Meyer enlisted in the Naval Reserve as a Chief Yeoman in 1918 where she began her career as a cryptanalyst (cryptanalysis is the science of breaking codes.) Her active duty ending in July, 1919. The following year she joined the Department of Ciphers at Riverbank Laboratories in Chicago, Illinois, on loan from the Office of the Director of Navel Communications. In 1921, Edward Hebern, the inventor of the first machine to use the rotor principle to encrypt coded messages, "advertised an 'unbreakable' cipher in a marine magazine, but Miss Agnes Meyer, a cryptanalyst...solved the sample message" . Hebern in turn then hired Meyer for cryptologic help, but his company ultimately failed. It was during this period that Meyer married Michael Driscoll, a Washington lawyer. In 1924 she returned to the Office of the Director of Naval Communications. There she helped teach cryptology to Lawrence Safford, the first head of the Navy's Cryptographic Research Desk, as well Joseph Rochefort, a major figure in the U.S. Navy's cryptologic and intelligence developments from 1925 to 1947, and Thomas Dyer, who led the team that was responsible for most of the breakthroughs in reading Japanese naval communications during World War II. Susan Lujan writes that "she was often the first in a group of skilled analysts to break new systems and codes considered milestones in the history of the field, including solutions to the Hebern cipher machine, the Japanese Orange Grand naval Maneuvers cipher, the Japanese Red Book and Blue Book superenchiperments, and more" . Breaking the Japanese Blue Book required solving both the code and the overlaying cipher simultaneously.

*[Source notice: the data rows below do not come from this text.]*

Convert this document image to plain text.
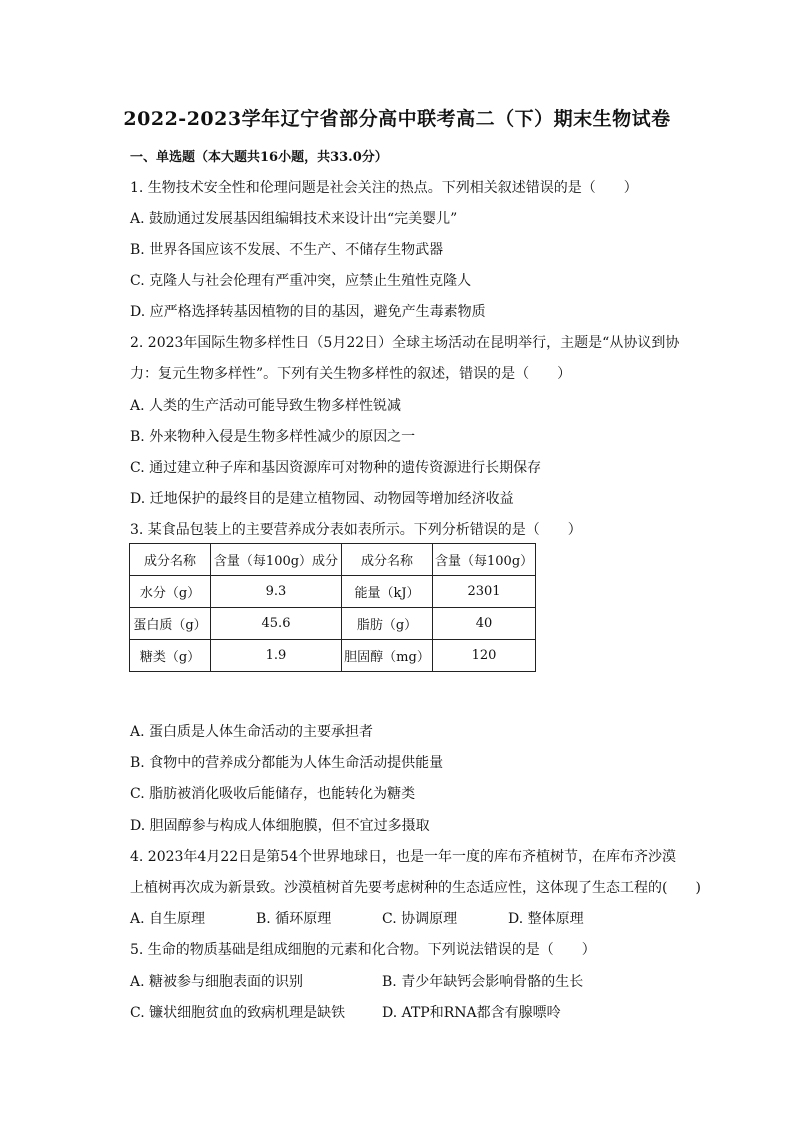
2022-2023学年辽宁省部分高中联考高二（下）期末生物试卷
一、单选题（本大题共16小题，共33.0分）
1. 生物技术安全性和伦理问题是社会关注的热点。下列相关叙述错误的是（　　）
A. 鼓励通过发展基因组编辑技术来设计出“完美婴儿”
B. 世界各国应该不发展、不生产、不储存生物武器
C. 克隆人与社会伦理有严重冲突，应禁止生殖性克隆人
D. 应严格选择转基因植物的目的基因，避免产生毒素物质
2. 2023年国际生物多样性日（5月22日）全球主场活动在昆明举行，主题是“从协议到协
力：复元生物多样性”。下列有关生物多样性的叙述，错误的是（　　）
A. 人类的生产活动可能导致生物多样性锐减
B. 外来物种入侵是生物多样性减少的原因之一
C. 通过建立种子库和基因资源库可对物种的遗传资源进行长期保存
D. 迁地保护的最终目的是建立植物园、动物园等增加经济收益
3. 某食品包装上的主要营养成分表如表所示。下列分析错误的是（　　）
成分名称	含量（每100g）成分	成分名称	含量（每100g）
水分（g）	9.3	能量（kJ）	2301
蛋白质（g）	45.6	脂肪（g）	40
糖类（g）	1.9	胆固醇（mg）	120
A. 蛋白质是人体生命活动的主要承担者
B. 食物中的营养成分都能为人体生命活动提供能量
C. 脂肪被消化吸收后能储存，也能转化为糖类
D. 胆固醇参与构成人体细胞膜，但不宜过多摄取
4. 2023年4月22日是第54个世界地球日，也是一年一度的库布齐植树节，在库布齐沙漠
上植树再次成为新景致。沙漠植树首先要考虑树种的生态适应性，这体现了生态工程的(　　)
A. 自生原理	B. 循环原理	C. 协调原理	D. 整体原理
5. 生命的物质基础是组成细胞的元素和化合物。下列说法错误的是（　　）
A. 糖被参与细胞表面的识别	B. 青少年缺钙会影响骨骼的生长
C. 镰状细胞贫血的致病机理是缺铁	D. ATP和RNA都含有腺嘌呤
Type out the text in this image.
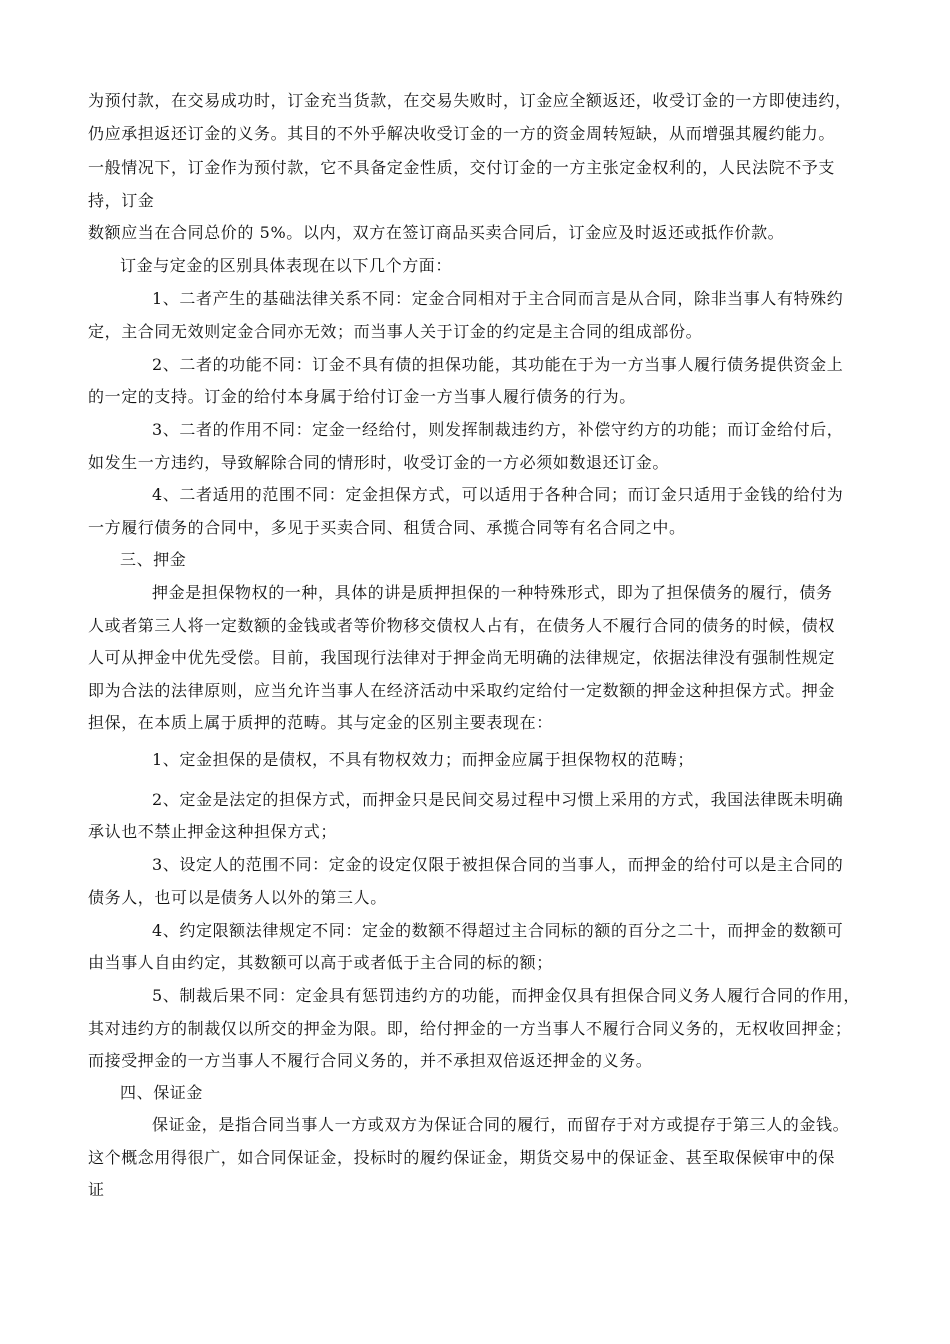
为预付款，在交易成功时，订金充当货款，在交易失败时，订金应全额返还，收受订金的一方即使违约，
仍应承担返还订金的义务。其目的不外乎解决收受订金的一方的资金周转短缺，从而增强其履约能力。
一般情况下，订金作为预付款，它不具备定金性质，交付订金的一方主张定金权利的，人民法院不予支
持，订金
数额应当在合同总价的 5%。以内，双方在签订商品买卖合同后，订金应及时返还或抵作价款。
订金与定金的区别具体表现在以下几个方面：
1、二者产生的基础法律关系不同：定金合同相对于主合同而言是从合同，除非当事人有特殊约
定，主合同无效则定金合同亦无效；而当事人关于订金的约定是主合同的组成部份。
2、二者的功能不同：订金不具有债的担保功能，其功能在于为一方当事人履行债务提供资金上
的一定的支持。订金的给付本身属于给付订金一方当事人履行债务的行为。
3、二者的作用不同：定金一经给付，则发挥制裁违约方，补偿守约方的功能；而订金给付后，
如发生一方违约，导致解除合同的情形时，收受订金的一方必须如数退还订金。
4、二者适用的范围不同：定金担保方式，可以适用于各种合同；而订金只适用于金钱的给付为
一方履行债务的合同中，多见于买卖合同、租赁合同、承揽合同等有名合同之中。
三、押金
押金是担保物权的一种，具体的讲是质押担保的一种特殊形式，即为了担保债务的履行，债务
人或者第三人将一定数额的金钱或者等价物移交债权人占有，在债务人不履行合同的债务的时候，债权
人可从押金中优先受偿。目前，我国现行法律对于押金尚无明确的法律规定，依据法律没有强制性规定
即为合法的法律原则，应当允许当事人在经济活动中采取约定给付一定数额的押金这种担保方式。押金
担保，在本质上属于质押的范畴。其与定金的区别主要表现在：
1、定金担保的是债权，不具有物权效力；而押金应属于担保物权的范畴；
2、定金是法定的担保方式，而押金只是民间交易过程中习惯上采用的方式，我国法律既未明确
承认也不禁止押金这种担保方式；
3、设定人的范围不同：定金的设定仅限于被担保合同的当事人，而押金的给付可以是主合同的
债务人，也可以是债务人以外的第三人。
4、约定限额法律规定不同：定金的数额不得超过主合同标的额的百分之二十，而押金的数额可
由当事人自由约定，其数额可以高于或者低于主合同的标的额；
5、制裁后果不同：定金具有惩罚违约方的功能，而押金仅具有担保合同义务人履行合同的作用，
其对违约方的制裁仅以所交的押金为限。即，给付押金的一方当事人不履行合同义务的，无权收回押金；
而接受押金的一方当事人不履行合同义务的，并不承担双倍返还押金的义务。
四、保证金
保证金，是指合同当事人一方或双方为保证合同的履行，而留存于对方或提存于第三人的金钱。
这个概念用得很广，如合同保证金，投标时的履约保证金，期货交易中的保证金、甚至取保候审中的保
证
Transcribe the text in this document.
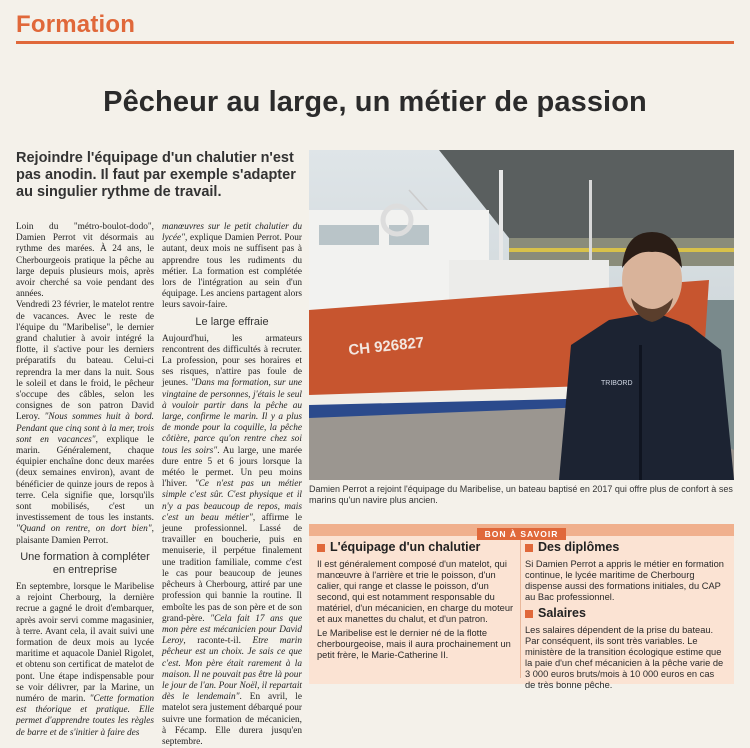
Formation
Pêcheur au large, un métier de passion

Rejoindre l'équipage d'un chalutier n'est pas anodin. Il faut par exemple s'adapter au singulier rythme de travail.

Loin du "métro-boulot-dodo", Damien Perrot vit désormais au rythme des marées. À 24 ans, le Cherbourgeois pratique la pêche au large depuis plusieurs mois, après avoir cherché sa voie pendant des années.

Vendredi 23 février, le matelot rentre de vacances. Avec le reste de l'équipe du "Maribelise", le dernier grand chalutier à avoir intégré la flotte, il s'active pour les derniers préparatifs du bateau. Celui-ci reprendra la mer dans la nuit. Sous le soleil et dans le froid, le pêcheur s'occupe des câbles, selon les consignes de son patron David Leroy. "Nous sommes huit à bord. Pendant que cinq sont à la mer, trois sont en vacances", explique le marin. Généralement, chaque équipier enchaîne donc deux marées (deux semaines environ), avant de bénéficier de quinze jours de repos à terre. Cela signifie que, lorsqu'ils sont mobilisés, c'est un investissement de tous les instants. "Quand on rentre, on dort bien", plaisante Damien Perrot.

Une formation à compléter en entreprise

En septembre, lorsque le Maribelise a rejoint Cherbourg, la dernière recrue a gagné le droit d'embarquer, après avoir servi comme magasinier, à terre. Avant cela, il avait suivi une formation de deux mois au lycée maritime et aquacole Daniel Rigolet, et obtenu son certificat de matelot de pont. Une étape indispensable pour se voir délivrer, par la Marine, un numéro de marin. "Cette formation est théorique et pratique. Elle permet d'apprendre toutes les règles de barre et de s'initier à faire des

manœuvres sur le petit chalutier du lycée", explique Damien Perrot. Pour autant, deux mois ne suffisent pas à apprendre tous les rudiments du métier. La formation est complétée lors de l'intégration au sein d'un équipage. Les anciens partagent alors leurs savoir-faire.

Le large effraie

Aujourd'hui, les armateurs rencontrent des difficultés à recruter. La profession, pour ses horaires et ses risques, n'attire pas foule de jeunes. "Dans ma formation, sur une vingtaine de personnes, j'étais le seul à vouloir partir dans la pêche au large, confirme le marin. Il y a plus de monde pour la coquille, la pêche côtière, parce qu'on rentre chez soi tous les soirs". Au large, une marée dure entre 5 et 6 jours lorsque la météo le permet. Un peu moins l'hiver. "Ce n'est pas un métier simple c'est sûr. C'est physique et il n'y a pas beaucoup de repos, mais c'est un beau métier", affirme le jeune professionnel. Lassé de travailler en boucherie, puis en menuiserie, il perpétue finalement une tradition familiale, comme c'est le cas pour beaucoup de jeunes pêcheurs à Cherbourg, attiré par une profession qui bannie la routine. Il emboîte les pas de son père et de son grand-père. "Cela fait 17 ans que mon père est mécanicien pour David Leroy, raconte-t-il. Etre marin pêcheur est un choix. Je sais ce que c'est. Mon père était rarement à la maison. Il ne pouvait pas être là pour le jour de l'an. Pour Noël, il repartait dès le lendemain". En avril, le matelot sera justement débarqué pour suivre une formation de mécanicien, à Fécamp. Elle durera jusqu'en septembre.

CH 926827
TRIBORD

Damien Perrot a rejoint l'équipage du Maribelise, un bateau baptisé en 2017 qui offre plus de confort à ses marins qu'un navire plus ancien.

BON À SAVOIR
L'équipage d'un chalutier

Il est généralement composé d'un matelot, qui manœuvre à l'arrière et trie le poisson, d'un calier, qui range et classe le poisson, d'un second, qui est notamment responsable du matériel, d'un mécanicien, en charge du moteur et aux manettes du chalut, et d'un patron.

Le Maribelise est le dernier né de la flotte cherbourgeoise, mais il aura prochainement un petit frère, le Marie-Catherine II.

Des diplômes

Si Damien Perrot a appris le métier en formation continue, le lycée maritime de Cherbourg dispense aussi des formations initiales, du CAP au Bac professionnel.

Salaires

Les salaires dépendent de la prise du bateau. Par conséquent, ils sont très variables. Le ministère de la transition écologique estime que la paie d'un chef mécanicien à la pêche varie de 3 000 euros bruts/mois à 10 000 euros en cas de très bonne pêche.
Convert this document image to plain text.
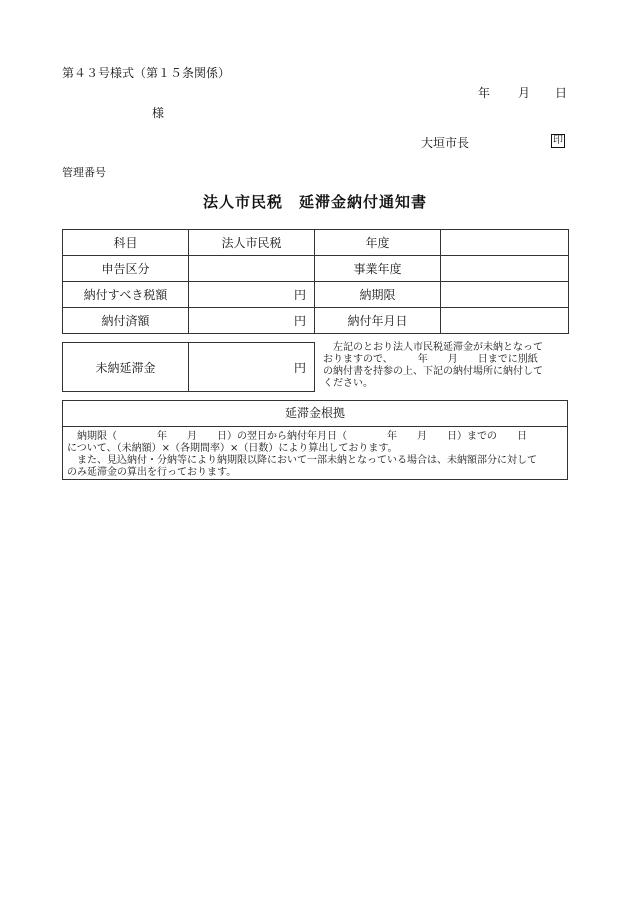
第４３号様式（第１５条関係）
年 月 日
様
大垣市長	印
管理番号
法人市民税　延滞金納付通知書
科目	法人市民税	年度	
申告区分		事業年度	
納付すべき税額	円	納期限	
納付済額	円	納付年月日	
未納延滞金	円
左記のとおり法人市民税延滞金が未納となって
おりますので、　　　年　　月　　日までに別紙
の納付書を持参の上、下記の納付場所に納付して
ください。
延滞金根拠

納期限（　　　　年　　月　　日）の翌日から納付年月日（　　　　年　　月　　日）までの　　日

について、（未納額）×（各期間率）×（日数）により算出しております。

また、見込納付・分納等により納期限以降において一部未納となっている場合は、未納額部分に対して

のみ延滞金の算出を行っております。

Rear Admiral Edwin Layton described "Miss Aggie" in his book And I Was There:
In the navy she was without peer as a cryptanalyst. Some of her pupils, like Ham Wright, were more able mathematicians but she had taught cryptanalysis to all of them, and none ever questioned her superb talent and determination in breaking codes and ciphers. She understood machines and how to apply them. In 1937 she would share the fifteen-thousand-dollar prize granted by the Senate for her contribution to developing a cipher machine with Lieutenant Commander William F. Gresham. But her principal talent was her ability to get to the root of a problem, sort out its essential components, and find a way to solve it. Among her uniformed colleagues, she was held in the highest esteem throughout her long career....Agnes Driscoll served as a "principal cryptanalyst" for the Navy until December 1950. From 1950 to 1959 she worked for the Armed Forces Security Agency, the precursor of today's National Security Agency, retiring from active federal service on July 31, 1959. She died in 1971 and was buried in Arlington National Cemetery.